However, it has also been revealed that Guerriero has been charged by the United States Securities and Exchange Commission (SEC) with a ‘classic boiler room fraud’ relating to the club.
A statement claims Guerriero touted his company, Oxford City Football Club Inc., as being “the largest publicly traded diversified portfolio of professional sports teams in the world.”
It made claims of profits of over $700million over the next five years including nearly $500million from an online university that simply did not exist, and $20million from a radio station they did not own. It also claimed to own $100million of land and stadia that were actually Council owned.
The company was then touted to mailing lists with pressure tactics to earn a reported $6.5million in share sales from unsuspecting buyers, who were lured in on the back of promises of 50c a share returns in the first year. The $6.5million is a similar figure to that attributable to ‘consulting fees’ paid to Guerriero by his company (link), with a total book debt of over $17million.

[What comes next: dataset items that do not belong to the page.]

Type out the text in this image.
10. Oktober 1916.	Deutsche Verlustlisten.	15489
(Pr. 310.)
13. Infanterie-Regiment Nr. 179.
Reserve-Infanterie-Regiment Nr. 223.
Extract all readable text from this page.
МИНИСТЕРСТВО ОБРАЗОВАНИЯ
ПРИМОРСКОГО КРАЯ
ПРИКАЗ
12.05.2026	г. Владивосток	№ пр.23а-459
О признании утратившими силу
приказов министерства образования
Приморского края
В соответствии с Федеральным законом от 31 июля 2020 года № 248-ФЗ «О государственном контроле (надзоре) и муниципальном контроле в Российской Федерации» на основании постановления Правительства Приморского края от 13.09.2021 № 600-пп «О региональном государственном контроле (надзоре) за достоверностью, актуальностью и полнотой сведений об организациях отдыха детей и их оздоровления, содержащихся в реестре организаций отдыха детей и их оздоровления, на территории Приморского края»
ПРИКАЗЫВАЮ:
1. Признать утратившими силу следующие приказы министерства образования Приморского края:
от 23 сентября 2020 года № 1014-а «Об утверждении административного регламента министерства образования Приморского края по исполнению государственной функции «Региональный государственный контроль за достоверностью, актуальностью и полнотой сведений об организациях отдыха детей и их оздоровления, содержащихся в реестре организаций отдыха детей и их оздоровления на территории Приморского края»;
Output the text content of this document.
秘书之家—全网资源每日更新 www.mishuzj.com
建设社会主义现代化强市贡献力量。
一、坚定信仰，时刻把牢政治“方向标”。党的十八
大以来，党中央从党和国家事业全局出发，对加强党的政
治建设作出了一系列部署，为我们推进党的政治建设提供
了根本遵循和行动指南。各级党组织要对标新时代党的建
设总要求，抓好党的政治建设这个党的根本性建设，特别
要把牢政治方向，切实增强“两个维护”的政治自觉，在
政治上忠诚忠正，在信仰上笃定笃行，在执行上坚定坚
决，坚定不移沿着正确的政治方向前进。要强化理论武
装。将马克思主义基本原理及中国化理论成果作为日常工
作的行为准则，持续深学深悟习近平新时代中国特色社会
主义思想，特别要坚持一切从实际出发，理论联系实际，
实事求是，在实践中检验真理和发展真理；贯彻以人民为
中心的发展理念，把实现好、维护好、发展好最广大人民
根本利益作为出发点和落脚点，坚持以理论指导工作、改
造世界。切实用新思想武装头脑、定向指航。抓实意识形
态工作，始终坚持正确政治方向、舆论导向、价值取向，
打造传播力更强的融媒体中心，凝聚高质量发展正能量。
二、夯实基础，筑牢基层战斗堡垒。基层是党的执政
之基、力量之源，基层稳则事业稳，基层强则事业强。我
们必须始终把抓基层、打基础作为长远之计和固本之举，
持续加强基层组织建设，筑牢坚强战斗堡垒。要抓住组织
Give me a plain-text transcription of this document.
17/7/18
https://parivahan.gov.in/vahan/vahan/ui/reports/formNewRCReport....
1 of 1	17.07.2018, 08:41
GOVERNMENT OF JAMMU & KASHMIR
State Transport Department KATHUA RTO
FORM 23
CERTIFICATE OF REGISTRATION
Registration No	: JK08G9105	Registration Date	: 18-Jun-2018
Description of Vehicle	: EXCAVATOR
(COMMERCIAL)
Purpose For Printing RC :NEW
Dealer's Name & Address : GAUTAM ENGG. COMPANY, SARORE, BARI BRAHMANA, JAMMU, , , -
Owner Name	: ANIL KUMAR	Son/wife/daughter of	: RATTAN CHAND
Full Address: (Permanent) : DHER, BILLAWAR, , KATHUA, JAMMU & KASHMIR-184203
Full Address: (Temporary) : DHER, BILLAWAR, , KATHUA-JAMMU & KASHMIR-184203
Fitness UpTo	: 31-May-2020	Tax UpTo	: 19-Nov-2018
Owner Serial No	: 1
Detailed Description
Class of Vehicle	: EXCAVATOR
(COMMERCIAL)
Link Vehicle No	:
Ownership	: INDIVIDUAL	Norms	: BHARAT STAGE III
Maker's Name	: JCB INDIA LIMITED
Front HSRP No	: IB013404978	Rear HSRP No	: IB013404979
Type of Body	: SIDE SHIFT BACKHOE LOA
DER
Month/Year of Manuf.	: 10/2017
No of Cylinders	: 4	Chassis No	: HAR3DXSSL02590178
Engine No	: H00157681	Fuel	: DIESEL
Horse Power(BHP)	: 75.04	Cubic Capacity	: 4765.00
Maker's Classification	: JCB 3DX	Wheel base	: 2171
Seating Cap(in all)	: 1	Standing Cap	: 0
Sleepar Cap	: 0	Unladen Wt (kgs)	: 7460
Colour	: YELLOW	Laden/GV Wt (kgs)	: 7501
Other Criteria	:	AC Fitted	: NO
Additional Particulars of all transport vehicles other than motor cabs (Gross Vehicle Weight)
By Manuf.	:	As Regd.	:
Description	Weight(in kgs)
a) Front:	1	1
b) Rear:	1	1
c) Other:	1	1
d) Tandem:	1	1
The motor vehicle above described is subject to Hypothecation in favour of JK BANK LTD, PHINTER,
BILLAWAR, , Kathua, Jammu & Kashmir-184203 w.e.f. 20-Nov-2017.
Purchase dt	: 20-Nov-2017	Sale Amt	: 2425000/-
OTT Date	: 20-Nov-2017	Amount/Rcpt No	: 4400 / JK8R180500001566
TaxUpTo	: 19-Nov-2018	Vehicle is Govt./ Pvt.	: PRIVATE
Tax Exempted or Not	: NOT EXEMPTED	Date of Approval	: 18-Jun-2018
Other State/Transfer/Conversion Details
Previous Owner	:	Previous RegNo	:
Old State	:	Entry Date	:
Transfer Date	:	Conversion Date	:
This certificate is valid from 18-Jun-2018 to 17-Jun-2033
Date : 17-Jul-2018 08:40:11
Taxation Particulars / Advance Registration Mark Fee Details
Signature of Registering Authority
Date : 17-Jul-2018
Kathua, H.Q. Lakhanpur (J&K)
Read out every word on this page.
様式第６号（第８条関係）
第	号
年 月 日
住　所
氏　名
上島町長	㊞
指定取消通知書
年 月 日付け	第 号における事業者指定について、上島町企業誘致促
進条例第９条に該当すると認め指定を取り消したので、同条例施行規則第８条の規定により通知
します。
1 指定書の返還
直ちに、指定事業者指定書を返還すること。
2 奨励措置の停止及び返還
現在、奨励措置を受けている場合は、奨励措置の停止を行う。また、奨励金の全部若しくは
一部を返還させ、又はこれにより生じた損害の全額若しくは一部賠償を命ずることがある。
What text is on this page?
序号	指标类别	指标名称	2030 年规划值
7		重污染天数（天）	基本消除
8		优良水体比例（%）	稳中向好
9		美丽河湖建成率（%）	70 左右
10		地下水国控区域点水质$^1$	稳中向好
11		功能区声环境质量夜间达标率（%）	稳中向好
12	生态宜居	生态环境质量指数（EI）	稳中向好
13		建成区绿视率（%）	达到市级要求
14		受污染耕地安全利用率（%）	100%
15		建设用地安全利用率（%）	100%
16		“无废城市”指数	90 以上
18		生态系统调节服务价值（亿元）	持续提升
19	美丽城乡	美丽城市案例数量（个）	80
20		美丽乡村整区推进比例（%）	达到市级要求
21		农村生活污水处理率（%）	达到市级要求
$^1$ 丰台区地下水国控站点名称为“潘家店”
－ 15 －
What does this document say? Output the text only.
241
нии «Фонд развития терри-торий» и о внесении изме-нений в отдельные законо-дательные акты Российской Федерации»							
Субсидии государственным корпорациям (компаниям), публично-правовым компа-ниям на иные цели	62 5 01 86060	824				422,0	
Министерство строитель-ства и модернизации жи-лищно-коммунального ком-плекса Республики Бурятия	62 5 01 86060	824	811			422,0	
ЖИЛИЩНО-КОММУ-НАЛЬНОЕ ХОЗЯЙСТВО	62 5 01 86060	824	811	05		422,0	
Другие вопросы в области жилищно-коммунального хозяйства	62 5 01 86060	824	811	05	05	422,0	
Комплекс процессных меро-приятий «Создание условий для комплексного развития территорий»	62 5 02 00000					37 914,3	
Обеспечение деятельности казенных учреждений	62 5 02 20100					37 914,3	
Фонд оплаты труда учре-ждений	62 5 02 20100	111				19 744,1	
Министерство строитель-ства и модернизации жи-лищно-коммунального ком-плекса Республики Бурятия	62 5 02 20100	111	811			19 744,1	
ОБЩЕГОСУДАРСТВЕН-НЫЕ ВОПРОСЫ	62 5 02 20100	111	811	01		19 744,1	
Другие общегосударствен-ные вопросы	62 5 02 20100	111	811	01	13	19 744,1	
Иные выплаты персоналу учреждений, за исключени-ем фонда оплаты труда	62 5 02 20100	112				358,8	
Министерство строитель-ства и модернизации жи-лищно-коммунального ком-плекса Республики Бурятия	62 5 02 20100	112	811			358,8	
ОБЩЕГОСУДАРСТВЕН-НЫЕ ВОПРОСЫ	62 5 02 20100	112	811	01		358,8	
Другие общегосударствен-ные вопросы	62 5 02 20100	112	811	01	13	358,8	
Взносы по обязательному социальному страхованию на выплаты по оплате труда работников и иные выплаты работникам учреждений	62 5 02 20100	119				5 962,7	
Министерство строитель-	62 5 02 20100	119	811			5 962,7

Guerriero took over the club in April 2013, promising a new stadium and expanded facilities.
He rebranded a failed Texas based indoor league side to the Oxford City name, claiming at the time he owed three ‘professional’ English clubs – essentially the Oxford City first-team, their Nomads side in the Uhlsport Hellenic League, and a futsal side – and the stadia they play in.
He also claimed a ‘professional’ basketball team in Oxford that currently plies its trade in the amateur fifth tier of the English League.